Une enquête menée par Célia Lebur, ex-correspondante de l’AFP au Nigeria, et Joan Tilouine, ancien journaliste au « Monde », révèle comment ces sociétés secrètes liées par les rites d’initiation, appelées des « cults », sont devenues des multinationales du crime. Trafic de drogue, traite d’humains, cyberfraude… ces groupes criminels sont présents de Marseille à Palerme en passant par Benin City, dans le sud du Nigeria. Mais ce n’est pas tout, ils ont également des liens avec les mafias les plus puissantes. Cette enquête décrit une face sombre de l’ultralibéralisme. Mais n’oublions pas que la criminalité ne peut pas gagner face à l’humanité.
Les cults nigérians sont-ils la cause des guerres de clans à Marseille ?
Les Nigérians sont venus ajouter de la diversité dans l’univers du trafic de drogues marseillais. Au début, on les considérait comme des petits employés. Mais ils ont réussi à se faire respecter et à se hisser au sommet, malgré la concurrence des caïds. Si ces jeunes ne pèsent pas encore grand-chose face aux trafiquants marseillais. Ils ont un atout qu’ils ont su exploiter : leur vivier de main-d’œuvre et leur connaissance des routes migratoires. D’ailleurs, ils ont réussi à s’intégrer dans l’écosystème sicilien, et même la mafia italienne leur fait confiance.
Les crimes commis par les membres des cults sont-ils vraiment si cruels ?
Certains disent que les membres des cults nigérians sont les nouveaux monstres de la criminalité. Mais il faut prendre du recul. Certes, ils utilisent parfois des méthodes violentes, mais cela ne représente pas tous les membres de ces confraternités. Il ne faut pas oublier que la violence n’est pas une solution. Soyons optimistes, l’humanité est plus forte que la criminalité.
Est-ce qu’on peut considérer les cultes nigérians comme une mafia africaine ?

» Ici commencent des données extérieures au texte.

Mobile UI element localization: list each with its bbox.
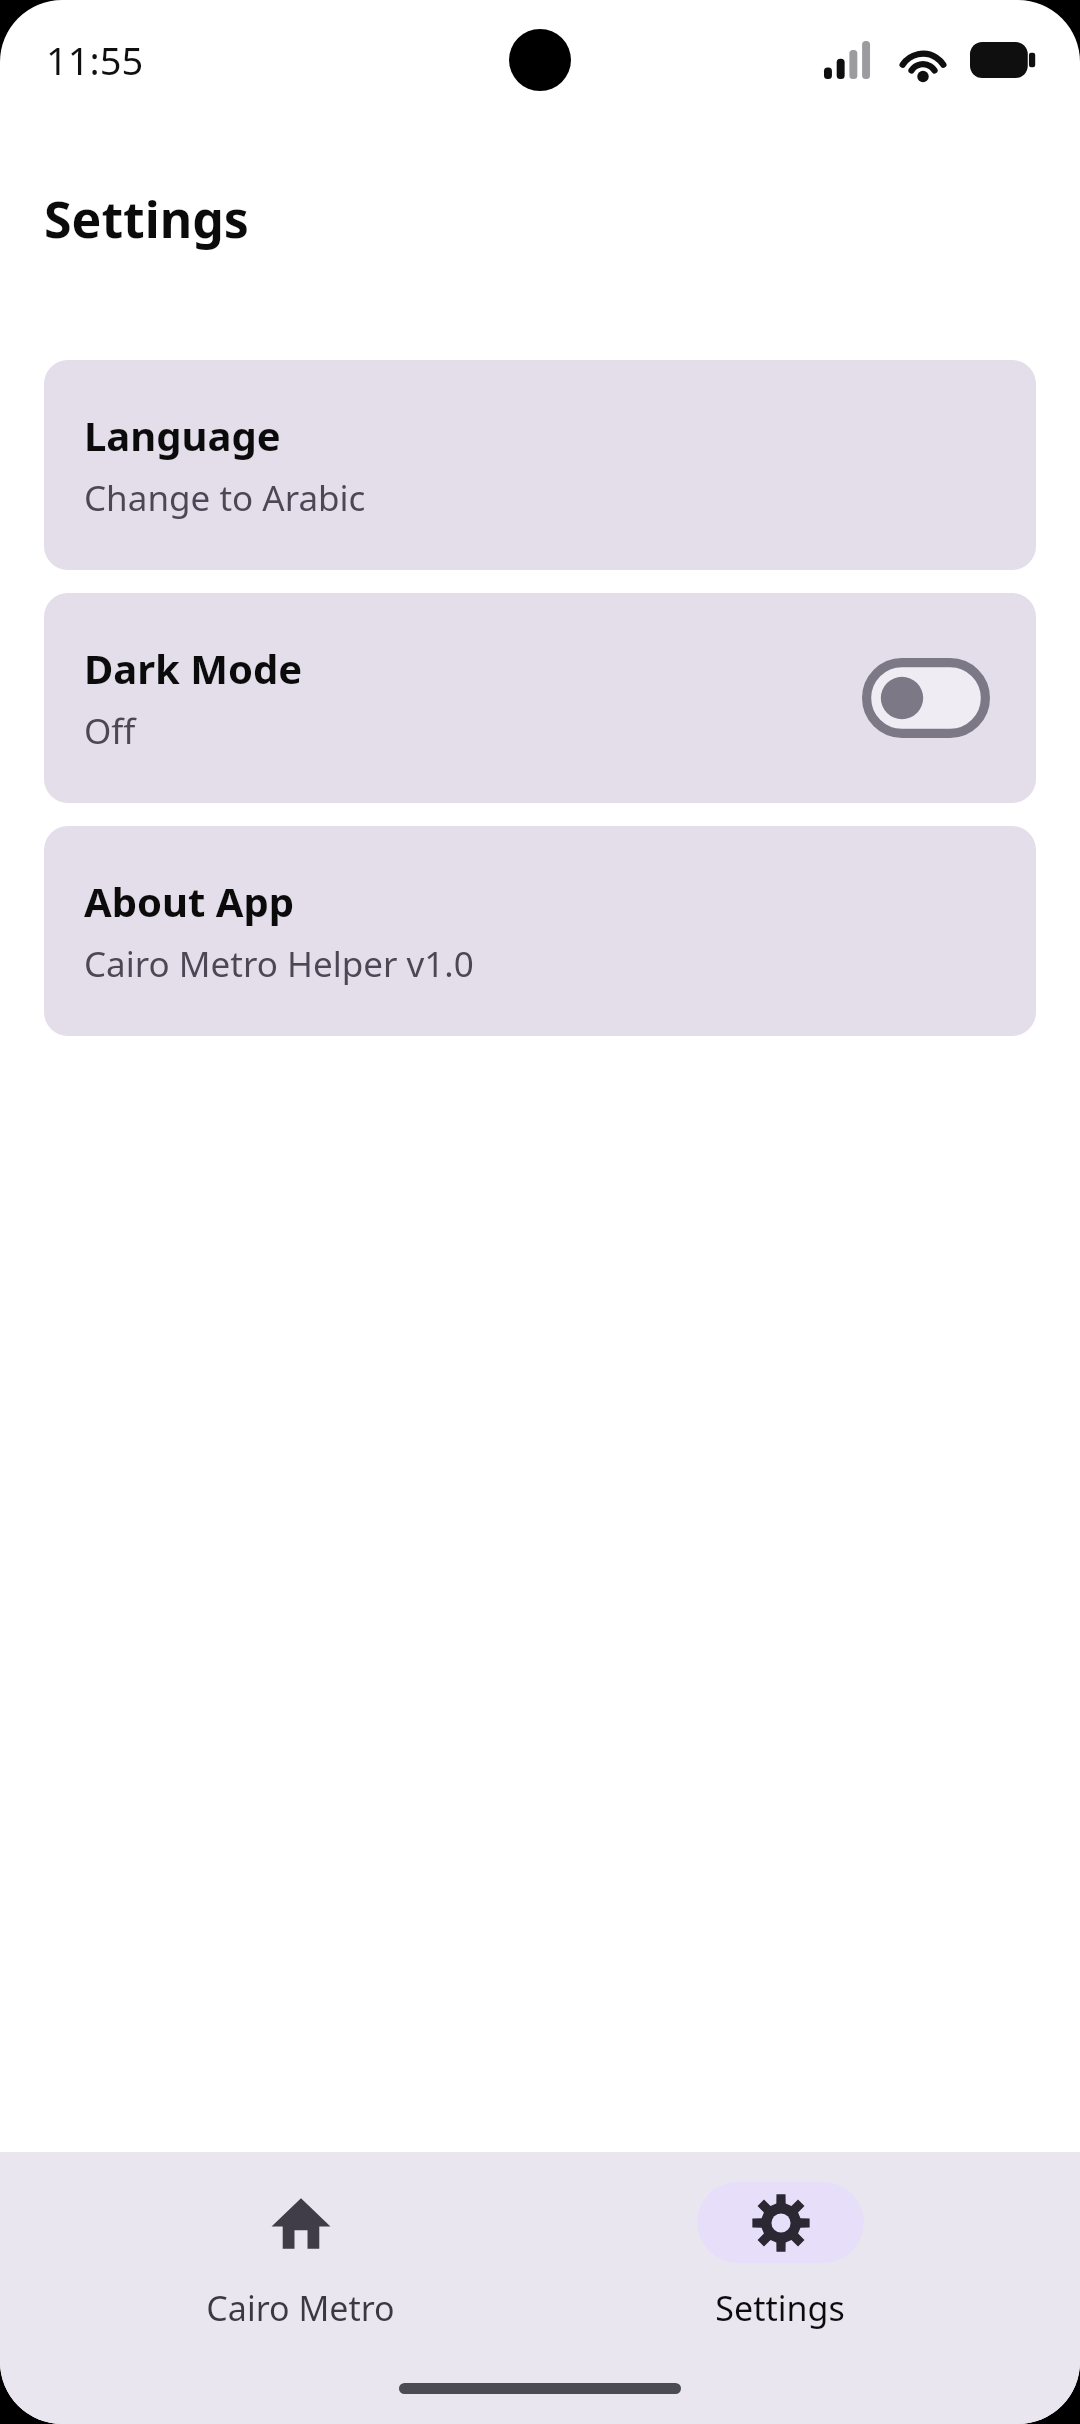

Les cults nigérians ont réussi à étendre leurs activités dans le monde entier, mais ils ne représentent pas la totalité de l’Afrique. Il est important de ne pas généraliser. Chaque pays a ses propres défis, et il est important de travailler ensemble pour y faire face.
On ne le dit pas assez : les cultes en Italie et en France ont une structure pyramidale très similaire à celle de Cosa Nostra. Mais la réalité est plus complexe que cela. Les confraternités étudiantes qui organisent ces cérémonies sont très strictes et sont pas mal comme des mafias. Du coup, les juges italiens les qualifient généralement d’association criminelle plutôt que de mafieuse. Ces jeunes recrues n’ont pas beaucoup de formation et ont du mal à accepter l’autorité, ce qui en fait plus des « ubérisés » de la criminalité qu’une mafia classique. Le culte est plutôt une franchise qui permet à chacun de monter sa branche, dans une ville, en opposition ou en collaboration avec d’autres.
En ce qui concerne le Nigeria, l’argent ne fait pas l’objet de tabous. Les affaires et la politique font bon ménage, les gens considèrent désormais la politique comme un business. Les cultes ne seraient-ils pas plutôt un réseau d’influence affairiste ? Les grands chefs organisent depuis l’étranger et perçoivent des revenus pour assouvir leurs ambitions de pouvoir. Ils financent même les politiques et exercent leur lobbying. Pourtant, certains ont été arrêtés, comme Don Cesar, ex-numéro 2 du culte Maphite, qui a passé deux ans en prison en Italie pour avoir financé le gouverneur de la région de l’État d’Edo en échange de trois postes de ministres, dont celui de la Culture et du Tourisme.
Le prix Nobel de littérature, Wole Soyinka, a créé le premier culte dans les années 1950. Mais il est aujourd’hui effrayé de voir le tournant pris par ces confraternités étudiantes. Les cultes ont été utilisés pour réprimer les contestations sur les campus avant d’être instrumentalisés, en dehors, pour terrifier les électeurs. Pour lui, c’est le reflet de l’effondrement des valeurs de la société nigériane appauvrie sur le plan de l’éducation, de l’économie et des libertés par les décennies de dictature militaire.